We can expect wetware engineered plants to grow any kinds of objects that we need. Here you see a plant like a corn stalk, except it extracts iron from the soil and forms a knife at its tip. A stub of the stalk makes a nice handle.
In the early 2000s, I became interested in the notion of moving beyond biocomputation as well If we take seriously the notion of quantum computation, anything at all can be a computer.
The notion that I’m leading up to is hylozoism. This is a real word, you can find it in Wikipedia. I got so enamored of this word that I even wrote a novel called Hylozoic, in which everything is alive—even the rocks.
A stone is, after all, like a jiggling mass of a septillion atoms, connected by spring-like bonds. There’s a lot happening inside a rock. Why shouldn’t it be as intelligent as I am?
In a hylozoic society of the year 3000, we don’t use manufactured tools anymore.
Instead we directly program the material objects around us. Every object is filled with quantum wave functions. Every object is programmable. Every object is alive. You only have to tell it what to do.

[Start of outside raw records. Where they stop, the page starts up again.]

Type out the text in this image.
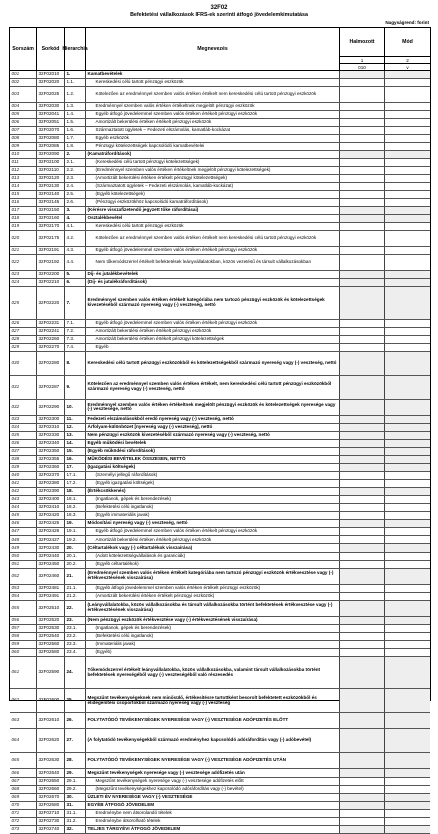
32F02
Befektetési vállalkozások IFRS-ek szerinti átfogó jövedelemkimutatása
Nagyságrend: forint
Sorszám	Sorkód Hierarchia	Megnevezés
Halmozott	Mód
1	2
010	v
001	32F02010 1.	Kamatbevételek
002	32F02020 1.1.	Kereskedési célú tartott pénzügyi eszközök
003	32F02025 1.2.	Kötelezően az eredménnyel szemben valós értéken értékelt nem kereskedési célú tartott pénzügyi eszközök
004	32F02030 1.3.	Eredménnyel szemben valós értéken értékeltnek megjelölt pénzügyi eszközök
005	32F02041 1.4.	Egyéb átfogó jövedelemmel szemben valós értéken értékelt pénzügyi eszközök
006	32F02051 1.5.	Amortizált bekerülési értéken értékelt pénzügyi eszközök
007	32F02070 1.6.	Származtatott ügyletek – Fedezeti elszámolás, kamatláb-kockázat
008	32F02080 1.7.	Egyéb eszközök
009	32F02085 1.8.	Pénzügyi kötelezettségek kapcsolódó kamatbevételei
010	32F02090 2.	(Kamatráfordítások)
011	32F02100 2.1.	(Kereskedési célú tartott pénzügyi kötelezettségek)
012	32F02110 2.2.	(Eredménnyel szemben valós értéken értékeltnek megjelölt pénzügyi kötelezettségek)
013	32F02120 2.3.	(Amortizált bekerülési értéken értékelt pénzügyi kötelezettségek)
014	32F02130 2.4.	(Származtatott ügyletek – Fedezeti elszámolás, kamatláb-kockázat)
015	32F02140 2.5.	(Egyéb kötelezettségek)
016	32F02145 2.6.	(Pénzügyi eszközökhöz kapcsolódó kamatráfordítások)
017	32F02150 3.	(Kérésre visszafizetendő jegyzett tőke ráfordításai)
018	32F02160 4.	Osztalékbevétel
019	32F02170 4.1.	Kereskedési célú tartott pénzügyi eszközök
020	32F02175 4.2.	Kötelezően az eredménnyel szemben valós értéken értékelt nem kereskedési célú tartott pénzügyi eszközök
021	32F02191 4.3.	Egyéb átfogó jövedelemmel szemben valós értéken értékelt pénzügyi eszközök
022	32F02192 4.4.	Nem tőkemódszerrel értékelt befektetések leányvállalatokban, közös vezetésű és társult vállalkozásokban
023	32F02200 5.	Díj- és jutalékbevételek
024	32F02210 6.	(Díj- és jutalékráfordítások)
025	32F02220 7.	Eredménnyel szemben valós értéken értékelt kategóriába nem tartozó pénzügyi eszközök és kötelezettségek kivezetéséből származó nyereség vagy (-) veszteség, nettó
026	32F02231 7.1.	Egyéb átfogó jövedelemmel szemben valós értéken értékelt pénzügyi eszközök
027	32F02241 7.2.	Amortizált bekerülési értéken értékelt pénzügyi eszközök
028	32F02260 7.3.	Amortizált bekerülési értéken értékelt pénzügyi kötelezettségek
029	32F02270 7.4.	Egyéb
030	32F02280 8.	Kereskedési célú tartott pénzügyi eszközökből és kötelezettségekből származó nyereség vagy (-) veszteség, nettó
031	32F02287 9.	Kötelezően az eredménnyel szemben valós értéken értékelt, nem kereskedési célú tartott pénzügyi eszközökből származó nyereség vagy (-) veszteség, nettó
032	32F02290 10.	Eredménnyel szemben valós értéken értékeltnek megjelölt pénzügyi eszközök és kötelezettségek nyeresége vagy (-) vesztesége, nettó
033	32F02300 11.	Fedezeti elszámolásokból eredő nyereség vagy (-) veszteség, nettó
034	32F02310 12.	Árfolyam-különbözet [nyereség vagy (-) veszteség], nettó
035	32F02330 13.	Nem pénzügyi eszközök kivezetéséből származó nyereség vagy (-) veszteség, nettó
036	32F02340 14.	Egyéb működési bevételek
037	32F02350 15.	(Egyéb működési ráfordítások)
038	32F02355 16.	MŰKÖDÉSI BEVÉTELEK ÖSSZESEN, NETTÓ
039	32F02360 17.	(Igazgatási költségek)
040	32F02370 17.1.	(Személyi jellegű ráfordítások)
041	32F02380 17.2.	(Egyéb igazgatási költségek)
042	32F02390 18.	(Értékcsökkenés)
043	32F02400 18.1.	(Ingatlanok, gépek és berendezések)
044	32F02410 18.2.	(Befektetési célú ingatlanok)
045	32F02420 18.3.	(Egyéb immateriális javak)
046	32F02425 19.	Módosítási nyereség vagy (-) veszteség, nettó
047	32F02426 19.1.	Egyéb átfogó jövedelemmel szemben valós értéken értékelt pénzügyi eszközök
048	32F02427 19.2.	Amortizált bekerülési értéken értékelt pénzügyi eszközök
049	32F02430 20.	(Céltartalékok vagy (-) céltartalékok visszaírása)
050	32F02440 20.1.	(Adott kötelezettségvállalások és garanciák)
051	32F02450 20.2.	(Egyéb céltartalékok)
052	32F02460 21.	(Eredménnyel szemben valós értéken értékelt kategóriába nem tartozó pénzügyi eszközök értékvesztése vagy (-) értékvesztésének visszaírása)
053	32F02481 21.1.	(Egyéb átfogó jövedelemmel szemben valós értéken értékelt pénzügyi eszközök)
054	32F02491 21.2.	(Amortizált bekerülési értéken értékelt pénzügyi eszközök)
055	32F02510 22.	(Leányvállalatokba, közös vállalkozásokba és társult vállalkozásokba történt befektetések értékvesztése vagy (-) értékvesztésének visszaírása)
056	32F02520 23.	(Nem pénzügyi eszközök értékvesztése vagy (-) értékvesztésének visszaírása)
057	32F02530 23.1.	(Ingatlanok, gépek és berendezések)
058	32F02540 23.2.	(Befektetési célú ingatlanok)
059	32F02560 23.3.	(Immateriális javak)
060	32F02580 23.4.	(Egyéb)
061	32F02590 24.	Tőkemódszerrel értékelt leányvállalatokba, közös vállalkozásokba, valamint társult vállalkozásokba történt befektetések nyereségéből vagy (-) veszteségéből való részesedés
062	32F02600 25.	Megszűnt tevékenységeknek nem minősülő, értékesítésre tartottként besorolt befektetett eszközökből és elidegenítési csoportokból származó nyereség vagy (-) veszteség
063	32F02610 26.	FOLYTATÓDÓ TEVÉKENYSÉGEK NYERESÉGE VAGY (-) VESZTESÉGE ADÓFIZETÉS ELŐTT
064	32F02620 27.	(A folytatódó tevékenységekből származó eredményhez kapcsolódó adóráfordítás vagy (-) adóbevétel)
065	32F02630 28.	FOLYTATÓDÓ TEVÉKENYSÉGEK NYERESÉGE VAGY (-) VESZTESÉGE ADÓFIZETÉS UTÁN
066	32F02640 29.	Megszűnt tevékenységek nyeresége vagy (-) vesztesége adófizetés után
067	32F02650 29.1.	Megszűnt tevékenységek nyeresége vagy (-) vesztesége adófizetés előtt
068	32F02660 29.2.	(Megszűnt tevékenységekhez kapcsolódó adóráfordítás vagy (-) bevétel)
069	32F02670 30.	ÜZLETI ÉV NYERESÉGE VAGY (-) VESZTESÉGE
070	32F02680 31.	EGYÉB ÁTFOGÓ JÖVEDELEM
071	32F02710 31.1.	Eredménybe nem átsorolandó tételek
072	32F02730 31.2.	Eredménybe átsorolható tételek
073	32F02740 32.	TELJES TÁRGYÉVI ÁTFOGÓ JÖVEDELEM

And how do you talk to the objects? Via our uvvies—that is, via something like telepathy.
Here’s a matching pair of images—just for fun.
This painting shows a weird scene in our biocomputational future. Think of it as a year 3000 disco.
And here’s a pattern of cellular automata that underlies the year 3000 disco. This is what our world is like a smooth field of quantum computation. That’s all that’s there. And we only interpret the patterns as being things like green potatoes and dancing ducks?
And after the year 3000? Perhaps we leave our bodies and turn into light. Or maybe into subdimensional jellyfish, as I discuss in my novelMathematicians in Love.